Les deux enfants se regardèrent, surpris. Avec le Vieux Sage, il fallait s'attendre à tout. Le chien ayant cessé d'aboyer et ayant retrouvé sa place à côté du feu, ils purent s'approcher et poussèrent la porte branlante qui méritait réparation. Olric en toucherait un mot au menuisier. L'intérieur était baigné d'une douce lumière orangée diffusée par des bougies de cire d'abeille protégées des courants d'air par des sortes de miroirs de métal poli. L'odeur de cire prenait au nez. Le vieil homme, allongé sur une sorte de natte de paille tressée, se trouvait dans un angle de la pièce qui n'avait pour tout mobilier qu'une planche de bois posée sur deux rondins. Des coffres massifs et débordants d'objets et d'étoffes occupaient la moitié de cette pièce.
   - N'ayez pas peur mes enfants, asseyez-vous, leur dit-il, désignant deux billots sur le côté de la porte. Mais, suis-je bête, pourquoi auriez-vous peur puisque vous êtes venus de votre plein gré. Qui êtes-vous ? Oh toi, petite, il me semble te connaître. Ah oui, ta maman, il y a quelques années…
   Il fit une pause, gêné d'avoir évoqué ce souvenir.
   Les enfants se présentèrent et le vieil homme, dont les yeux malins n'avaient pas cillé un seul instant eut un petit sourire tandis qu'il caressait sa longue barbe jaunie par le temps. Quel âge pouvait-il bien avoir ? Nul ne le savait. Certains prétendaient qu'il était centenaire, d'autres qu'il n'avait pas d'âge ou encore qu'il était immortel. Allez savoir.
   - Dites-moi ce qui vous amène dans ma modeste demeure. Si vous avez fait le déplacement en pleine nuit, avec les risques que cela comporte, c'est que la chose est d'importance, n'est-ce pas ?
   - En effet, répondit Olric.
   Et il lui fit, en quelques mots, le récit de la situation. La promenade, le bouclier qu'il avait emprunté, l'embuscade, la perte de l'écu et l'inquiétude des chevaliers.
   Le Vieux Sage ferma un instant les yeux et sembla prononcer des paroles sur un ton si bas que les enfants ne purent en saisir le sens.    Cela dura un moment pendant lequel on se demanda s'il était encore physiquement présent dans la pièce. Il rouvrit enfin les yeux. Son visage était devenu grave et il parla d'une voix lente, presque cérémonieuse, pesant chacun de ses mots.

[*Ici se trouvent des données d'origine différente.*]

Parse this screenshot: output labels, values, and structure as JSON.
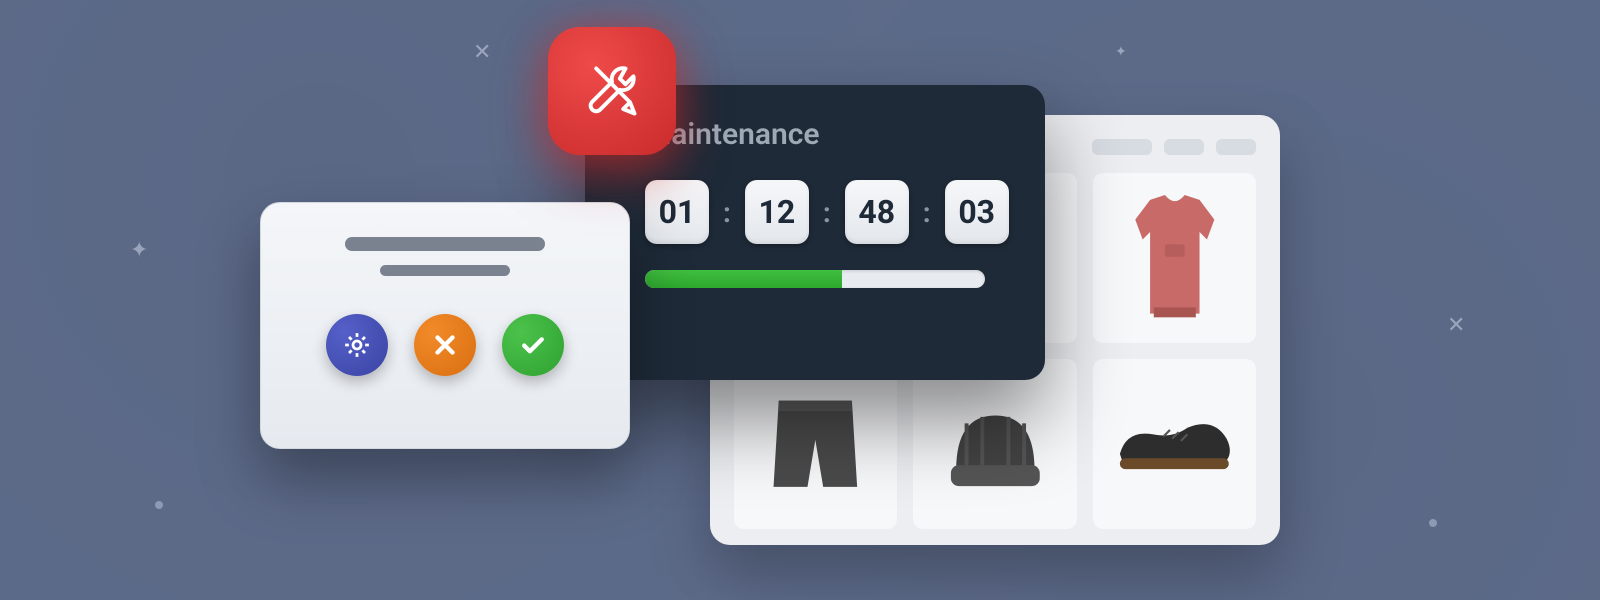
{
  "maintenance": {
    "title": "Maintenance",
    "countdown": {
      "days": "01",
      "hours": "12",
      "minutes": "48",
      "seconds": "03"
    },
    "progress_percent": 58
  },
  "dialog": {
    "settings_label": "Settings",
    "cancel_label": "Cancel",
    "confirm_label": "Confirm"
  },
  "store": {
    "products": [
      "sweater",
      "shorts",
      "beanie",
      "shoe"
    ]
  },
  "icons": {
    "tools": "tools-icon",
    "gear": "gear-icon",
    "close": "close-icon",
    "check": "check-icon"
  },
  "colors": {
    "bg": "#5d6b8a",
    "maint_card": "#1e2a38",
    "accent_red": "#d93333",
    "accent_green": "#33b233",
    "accent_orange": "#e87a1a",
    "accent_purple": "#4650b0"
  }
}
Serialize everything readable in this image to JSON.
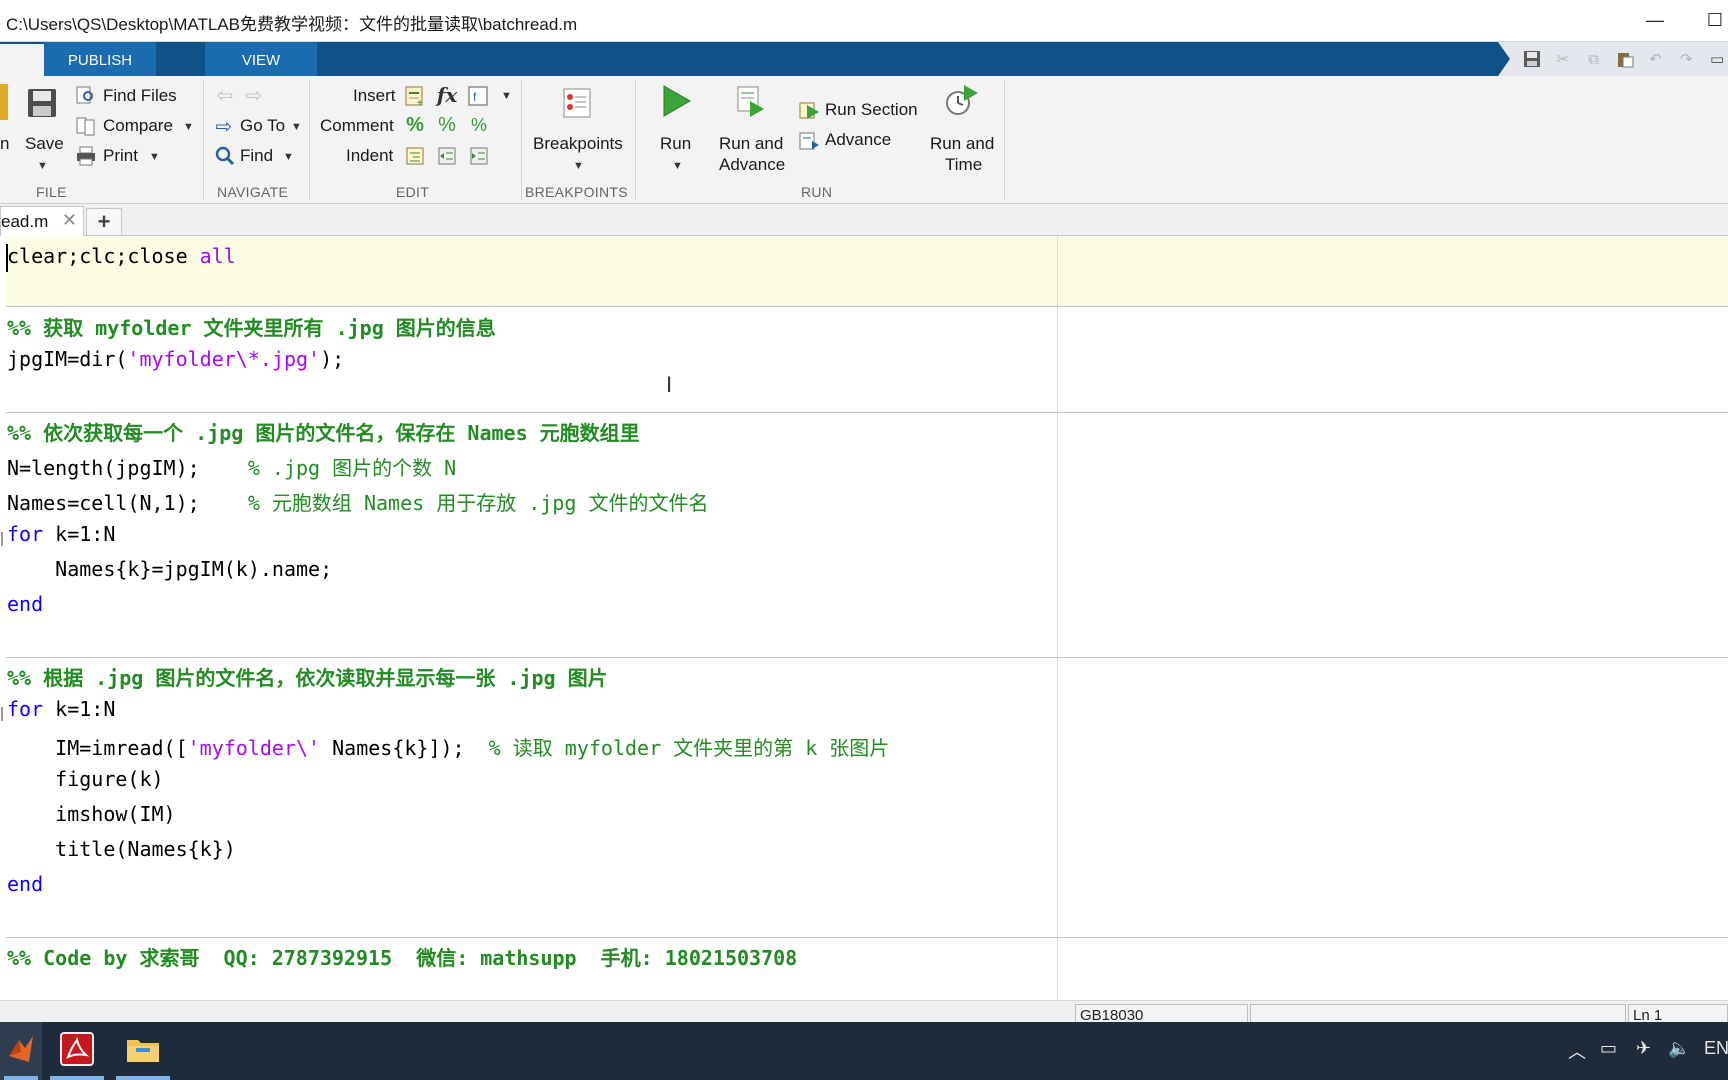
{
  "window": {
    "title": "C:\\Users\\QS\\Desktop\\MATLAB免费教学视频：文件的批量读取\\batchread.m",
    "minimize": "—",
    "maximize": "☐"
  },
  "toolstrip": {
    "tabs": [
      "PUBLISH",
      "VIEW"
    ]
  },
  "ribbon": {
    "file": {
      "partial_label": "n",
      "save": "Save",
      "find_files": "Find Files",
      "compare": "Compare",
      "print": "Print",
      "group": "FILE"
    },
    "navigate": {
      "go_to": "Go To",
      "find": "Find",
      "group": "NAVIGATE"
    },
    "edit": {
      "insert": "Insert",
      "comment": "Comment",
      "indent": "Indent",
      "group": "EDIT"
    },
    "breakpoints": {
      "button": "Breakpoints",
      "group": "BREAKPOINTS"
    },
    "run": {
      "run": "Run",
      "run_and_advance_1": "Run and",
      "run_and_advance_2": "Advance",
      "run_section": "Run Section",
      "advance": "Advance",
      "run_and_time_1": "Run and",
      "run_and_time_2": "Time",
      "group": "RUN"
    }
  },
  "editor_tabs": {
    "file_tab": "ead.m",
    "close_glyph": "✕",
    "add_glyph": "+"
  },
  "code": {
    "l1": {
      "a": "clear;clc;close ",
      "b": "all"
    },
    "s2": "%% 获取 myfolder 文件夹里所有 .jpg 图片的信息",
    "l3": {
      "a": "jpgIM=dir(",
      "b": "'myfolder\\*.jpg'",
      "c": ");"
    },
    "s4": "%% 依次获取每一个 .jpg 图片的文件名，保存在 Names 元胞数组里",
    "l5": {
      "a": "N=length(jpgIM);    ",
      "b": "% .jpg 图片的个数 N"
    },
    "l6": {
      "a": "Names=cell(N,1);    ",
      "b": "% 元胞数组 Names 用于存放 .jpg 文件的文件名"
    },
    "l7": {
      "a": "for",
      "b": " k=1:N"
    },
    "l8": "    Names{k}=jpgIM(k).name;",
    "l9": "end",
    "s10": "%% 根据 .jpg 图片的文件名，依次读取并显示每一张 .jpg 图片",
    "l11": {
      "a": "for",
      "b": " k=1:N"
    },
    "l12": {
      "a": "    IM=imread([",
      "b": "'myfolder\\'",
      "c": " Names{k}]);  ",
      "d": "% 读取 myfolder 文件夹里的第 k 张图片"
    },
    "l13": "    figure(k)",
    "l14": "    imshow(IM)",
    "l15": "    title(Names{k})",
    "l16": "end",
    "s17": "%% Code by 求索哥  QQ: 2787392915  微信: mathsupp  手机: 18021503708"
  },
  "status": {
    "encoding": "GB18030",
    "position": "Ln  1"
  },
  "taskbar": {
    "language": "EN"
  },
  "colors": {
    "keyword": "#0e00ff",
    "string": "#a709f5",
    "comment": "#228b22",
    "toolstrip_blue": "#1b6bb0",
    "taskbar": "#1f2b3a"
  }
}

   - Mes enfants, cette histoire ne me plaît pas. Ce bouclier a une valeur que personne n'a encore estimée réellement. Il a des pouvoirs particuliers, sur les gens, sur les soldats, sur la foule. Il a même un pouvoir sur celui qui le possède le dotant d'une force et d'une facilité à traverser les épreuves les plus difficiles. Sa perte est un drame pour le château. Qui sait maintenant comment cet écu sera utilisé et par qui ?
   - Olric était atterré. Par sa stupide faute, le château et
ses occupants étaient en péril. Le Vieux Sage s'en rendit compte.
   - Mon garçon, tu ne pouvais pas savoir. Tu ne pouvais pas connaître les pouvoirs attribués à cet écu. Le mal est fait. Maintenant il faut réparer. Je te crois assez courageux pour cela. Il faudra faire vite car je vois des images sombres, des chevaliers en armes, des soldats, de nombreux soldats, des villages qui brûlent, des paysans massacrés, la contrée mise à sac, ah! le château…il est en grand danger, des assaillants arrivent de partout….
   Il se tut soudainement.
   - Comment faire ? demanda Luccina.
   - Commencez par prendre ceci.
   Et il leur tendit à chacun un petit médaillon métallique sur lequel figurait un chêne enroulé de lierre.
   - Mettez cette médaille, elle pourrait vous protéger. Ensuite, vous irez rendre visite à Cyrielle la fée. Sa masure se trouve un peu plus haut, vers le Haut des Cailloux. Racontez-lui votre histoire. Elle pourra peut-être vous aider. Bonne chance mes enfants.
   Luccina et Olric comprirent qu'il était temps de quitter le Vieux Sage. On ne pouvait pas dire qu'il leur avait particulièrement remonté le moral mais au moins la situation était claire.
   - Je vous enverrai le menuisier, lança Olric, en quittant la maison. Votre porte, là, elle ne tient plus.
   - Merci mon garçon. Bonne chance.